De natuurlijke bedrading van mijn zenuwstelsel is zo geniaal dat ik telkens weer versteld sta van de informatie die me van tijd tot tijd volkomen onverwacht maar zeer opportuun in de schoot wordt geworpen. Zo werd ik deze zomer gegrepen door twee boeken, waarmee Afrika zich weer eens – als een verwaarloosde liefde – aan me opdrong: The shadow king (2019) van de Ethiopisch-Amerikaanse Maaza Mengiste en Truth, by omission (2019) van de Canadees Daniel Beamish.
Op het eerste viel mijn oog tijdens een vluchtig bezoek aan een boekwinkel in Haarlem. Vanwege het kleurrijk omslag en de onmiddellijke associaties van zowel de titel als de naam Mengiste met Ethiopië. Het tweede was ook een toevalstreffer en vloeide voort uit de kennismaking met een nieuwe buurvrouw hier op Bonaire, die het aanbeval omdat ze de auteur goed kende. Beide worden gepresenteerd als roman, dus als werk van de verbeelding, maar je zou ze ook studies over oorlogsgeweld kunnen noemen, dus geweld met staten en regeringen in de hoofdrol. Maar het contrast tussen de twee in de aanpak van het onderwerp en de presentatie aan de lezer is enorm.
De protagonisten van Mengiste treden op in het kader van de tweede Italiaans-Ethiopische oorlog, toen de troepen van Mussolini in 1935 Ethiopië binnenvielen, keizer Haile Selassie op de vlucht joegen en het land zes jaar bezet hielden. Dat zijn met name twee vrouwen, Hirut en haar werkgeefster Aster, die een hoofdrol voor zichzelf opeisen in het ondergronds verzet en daarbij zowel met mannen in het eigen kamp hebben af te rekenen als met mannen van de bezettingsmacht. Zowat de enige man in het verhaal die enige sympathie oproept is de fotograaf Ettore Navarra, met de opdracht mooie plaatjes te schieten van krijgsgevangenen voordat ze worden afgemaakt. Maar die is zelf al – gezien zijn joodse afkomst – de gebeten hond in een heel andere context.

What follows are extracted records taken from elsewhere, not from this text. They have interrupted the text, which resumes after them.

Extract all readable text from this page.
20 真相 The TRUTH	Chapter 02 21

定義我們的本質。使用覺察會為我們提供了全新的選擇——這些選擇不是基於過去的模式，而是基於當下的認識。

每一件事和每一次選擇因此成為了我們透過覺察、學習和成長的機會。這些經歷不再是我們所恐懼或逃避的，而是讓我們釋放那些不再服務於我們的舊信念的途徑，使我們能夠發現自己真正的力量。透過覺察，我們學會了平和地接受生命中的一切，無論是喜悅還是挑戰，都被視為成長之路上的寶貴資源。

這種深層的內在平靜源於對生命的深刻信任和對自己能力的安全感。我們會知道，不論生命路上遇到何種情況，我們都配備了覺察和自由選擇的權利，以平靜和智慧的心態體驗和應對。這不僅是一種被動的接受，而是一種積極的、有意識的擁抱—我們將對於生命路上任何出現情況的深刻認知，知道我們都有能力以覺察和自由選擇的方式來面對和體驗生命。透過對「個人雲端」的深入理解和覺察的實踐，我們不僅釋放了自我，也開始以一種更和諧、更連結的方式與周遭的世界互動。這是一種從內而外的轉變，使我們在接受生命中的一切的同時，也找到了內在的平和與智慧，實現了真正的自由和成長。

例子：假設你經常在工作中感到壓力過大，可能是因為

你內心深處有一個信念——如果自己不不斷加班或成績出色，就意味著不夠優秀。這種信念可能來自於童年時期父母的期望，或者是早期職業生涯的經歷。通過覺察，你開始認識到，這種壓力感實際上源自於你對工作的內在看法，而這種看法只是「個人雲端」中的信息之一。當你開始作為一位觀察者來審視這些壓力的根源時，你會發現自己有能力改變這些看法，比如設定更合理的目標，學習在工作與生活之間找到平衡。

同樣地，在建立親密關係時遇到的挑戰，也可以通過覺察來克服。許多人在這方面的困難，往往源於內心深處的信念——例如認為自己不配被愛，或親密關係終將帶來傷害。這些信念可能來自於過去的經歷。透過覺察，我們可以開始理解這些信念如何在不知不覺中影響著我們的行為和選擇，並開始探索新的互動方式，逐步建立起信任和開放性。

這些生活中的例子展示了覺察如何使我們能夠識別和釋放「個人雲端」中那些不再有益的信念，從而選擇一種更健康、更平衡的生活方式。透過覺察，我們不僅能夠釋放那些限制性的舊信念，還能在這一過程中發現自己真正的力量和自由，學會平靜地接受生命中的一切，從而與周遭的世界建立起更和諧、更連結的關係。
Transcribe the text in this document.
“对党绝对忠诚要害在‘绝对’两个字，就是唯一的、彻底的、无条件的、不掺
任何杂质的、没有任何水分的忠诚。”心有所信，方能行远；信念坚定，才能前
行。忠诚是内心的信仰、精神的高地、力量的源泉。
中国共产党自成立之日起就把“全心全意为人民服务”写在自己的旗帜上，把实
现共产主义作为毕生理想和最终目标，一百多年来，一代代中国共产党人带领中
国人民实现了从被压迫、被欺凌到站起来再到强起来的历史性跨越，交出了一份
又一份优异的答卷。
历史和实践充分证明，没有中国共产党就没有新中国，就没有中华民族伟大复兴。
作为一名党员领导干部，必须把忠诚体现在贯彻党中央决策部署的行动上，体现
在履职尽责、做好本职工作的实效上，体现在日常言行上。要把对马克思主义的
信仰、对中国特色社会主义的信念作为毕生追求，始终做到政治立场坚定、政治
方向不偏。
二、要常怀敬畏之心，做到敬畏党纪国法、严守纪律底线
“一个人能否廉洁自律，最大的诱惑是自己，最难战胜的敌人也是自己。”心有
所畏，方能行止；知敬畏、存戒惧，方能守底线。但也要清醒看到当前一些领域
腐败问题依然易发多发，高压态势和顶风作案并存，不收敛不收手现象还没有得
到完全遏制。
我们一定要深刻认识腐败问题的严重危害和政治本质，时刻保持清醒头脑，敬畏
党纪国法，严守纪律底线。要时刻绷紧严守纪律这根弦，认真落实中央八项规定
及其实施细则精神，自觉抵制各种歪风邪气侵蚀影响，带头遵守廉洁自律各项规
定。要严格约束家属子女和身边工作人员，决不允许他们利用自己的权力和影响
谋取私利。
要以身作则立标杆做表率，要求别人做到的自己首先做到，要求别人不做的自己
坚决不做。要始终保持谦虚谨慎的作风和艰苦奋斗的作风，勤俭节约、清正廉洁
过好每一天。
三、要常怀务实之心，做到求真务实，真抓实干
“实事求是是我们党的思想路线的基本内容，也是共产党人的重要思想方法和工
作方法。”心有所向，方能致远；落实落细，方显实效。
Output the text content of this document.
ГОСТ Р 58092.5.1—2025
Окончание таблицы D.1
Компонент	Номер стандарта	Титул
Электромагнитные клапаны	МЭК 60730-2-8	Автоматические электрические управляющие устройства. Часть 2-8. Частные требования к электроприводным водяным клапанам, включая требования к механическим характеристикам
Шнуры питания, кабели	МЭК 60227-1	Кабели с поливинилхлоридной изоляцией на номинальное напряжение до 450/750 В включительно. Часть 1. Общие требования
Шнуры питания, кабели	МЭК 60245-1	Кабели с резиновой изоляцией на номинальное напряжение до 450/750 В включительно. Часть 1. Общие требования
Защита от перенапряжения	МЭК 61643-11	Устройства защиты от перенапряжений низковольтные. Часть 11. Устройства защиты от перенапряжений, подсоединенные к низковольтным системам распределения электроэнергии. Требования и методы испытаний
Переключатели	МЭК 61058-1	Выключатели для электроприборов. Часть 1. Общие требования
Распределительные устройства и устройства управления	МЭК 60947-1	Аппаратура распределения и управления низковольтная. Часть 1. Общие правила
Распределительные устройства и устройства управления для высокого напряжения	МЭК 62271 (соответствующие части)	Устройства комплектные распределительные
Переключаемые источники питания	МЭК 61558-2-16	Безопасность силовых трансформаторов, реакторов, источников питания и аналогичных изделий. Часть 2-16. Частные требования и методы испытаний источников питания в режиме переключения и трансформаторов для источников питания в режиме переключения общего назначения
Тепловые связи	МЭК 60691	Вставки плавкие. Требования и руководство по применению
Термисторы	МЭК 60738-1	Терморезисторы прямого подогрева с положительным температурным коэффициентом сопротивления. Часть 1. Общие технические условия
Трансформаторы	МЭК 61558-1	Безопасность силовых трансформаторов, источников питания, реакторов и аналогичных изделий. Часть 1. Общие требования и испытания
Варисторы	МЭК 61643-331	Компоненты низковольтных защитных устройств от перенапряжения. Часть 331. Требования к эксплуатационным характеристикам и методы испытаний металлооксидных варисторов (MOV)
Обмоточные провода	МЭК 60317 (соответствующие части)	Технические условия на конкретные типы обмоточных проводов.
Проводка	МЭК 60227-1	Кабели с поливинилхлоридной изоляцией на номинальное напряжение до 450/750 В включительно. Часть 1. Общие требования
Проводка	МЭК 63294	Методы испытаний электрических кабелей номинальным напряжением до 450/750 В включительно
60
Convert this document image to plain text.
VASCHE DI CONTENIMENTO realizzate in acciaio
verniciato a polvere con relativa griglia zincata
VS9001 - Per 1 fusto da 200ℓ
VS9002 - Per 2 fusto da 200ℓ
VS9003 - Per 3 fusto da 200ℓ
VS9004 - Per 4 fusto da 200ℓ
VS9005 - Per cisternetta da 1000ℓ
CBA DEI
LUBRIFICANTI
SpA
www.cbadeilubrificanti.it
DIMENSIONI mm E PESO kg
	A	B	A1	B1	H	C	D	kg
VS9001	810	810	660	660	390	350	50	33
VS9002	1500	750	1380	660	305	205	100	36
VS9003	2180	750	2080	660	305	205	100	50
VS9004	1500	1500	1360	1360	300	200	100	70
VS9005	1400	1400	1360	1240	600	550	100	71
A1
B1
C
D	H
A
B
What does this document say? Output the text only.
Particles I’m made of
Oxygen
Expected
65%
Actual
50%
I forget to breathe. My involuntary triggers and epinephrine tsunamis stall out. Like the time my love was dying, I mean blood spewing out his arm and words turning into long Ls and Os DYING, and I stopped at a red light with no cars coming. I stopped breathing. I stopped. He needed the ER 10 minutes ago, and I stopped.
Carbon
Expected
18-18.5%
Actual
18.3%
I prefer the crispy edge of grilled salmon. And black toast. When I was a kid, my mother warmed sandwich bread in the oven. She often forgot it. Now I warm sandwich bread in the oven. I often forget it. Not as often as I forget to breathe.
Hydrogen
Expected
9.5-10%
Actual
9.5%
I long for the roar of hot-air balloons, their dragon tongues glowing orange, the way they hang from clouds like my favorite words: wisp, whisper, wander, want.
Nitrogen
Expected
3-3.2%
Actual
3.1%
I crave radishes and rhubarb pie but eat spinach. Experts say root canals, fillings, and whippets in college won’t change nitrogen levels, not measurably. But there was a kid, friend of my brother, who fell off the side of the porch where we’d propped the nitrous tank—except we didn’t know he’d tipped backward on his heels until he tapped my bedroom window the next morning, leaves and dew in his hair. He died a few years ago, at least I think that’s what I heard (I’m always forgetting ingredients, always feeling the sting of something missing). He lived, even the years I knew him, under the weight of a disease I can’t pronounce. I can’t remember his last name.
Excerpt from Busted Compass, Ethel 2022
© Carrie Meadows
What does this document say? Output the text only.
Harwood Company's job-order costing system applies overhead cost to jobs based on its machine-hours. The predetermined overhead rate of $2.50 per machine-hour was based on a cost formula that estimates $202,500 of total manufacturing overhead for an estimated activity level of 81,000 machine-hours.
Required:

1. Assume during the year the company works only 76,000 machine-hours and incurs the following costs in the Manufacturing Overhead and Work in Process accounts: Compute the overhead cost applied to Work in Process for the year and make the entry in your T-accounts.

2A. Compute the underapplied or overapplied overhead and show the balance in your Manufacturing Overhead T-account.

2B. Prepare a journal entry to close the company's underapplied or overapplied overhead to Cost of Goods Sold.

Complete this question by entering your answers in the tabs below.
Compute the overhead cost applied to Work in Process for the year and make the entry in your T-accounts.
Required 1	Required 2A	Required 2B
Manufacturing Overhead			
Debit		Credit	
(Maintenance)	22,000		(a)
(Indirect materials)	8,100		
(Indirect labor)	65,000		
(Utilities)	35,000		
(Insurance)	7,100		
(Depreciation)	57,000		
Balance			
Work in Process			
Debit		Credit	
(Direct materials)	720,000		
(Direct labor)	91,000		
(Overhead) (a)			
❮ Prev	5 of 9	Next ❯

Geen wonder dat de schrijver in een interview met Trouw (5/6/2021) verklaarde dat ze vooral wil weten hoe vrouwen oorlog en conflict ervaren en dat ze, nog een stap verder, meende met haar antwoord op die vraag ‘de geschiedenis’ van haar volk te schrijven. Prompt begreep ik waarom ik zoveel moeite met het boek had gehad. Niet alleen omdat ze zich, te vaak, in allerlei bochten wringt om afschuw te wekken van het door haar geselecteerd fysiek en geestelijk geweld, maar ook vanwege de gebrekkige verhaallijn waardoor het Ethiopië van die keizerloze jaren nauwelijks tot leven komt.
Waarom moet het verhaal bijvoorbeeld beginnen en eindigen in het mij bekende Addis Abeba van 1974, terwijl die oorlog zich veertig jaar eerder afspeelde? Is het toeval dat de schrijver daar zelf in dat jaar werd geboren en wordt de lezer geacht te weten dat toen een revolutionaire junta de macht had gegrepen en de buitenwereld in onzekerheid verkeerde over het lot van de keizer. (Om die reden was ik, als journalist, daarheen gestuurd…)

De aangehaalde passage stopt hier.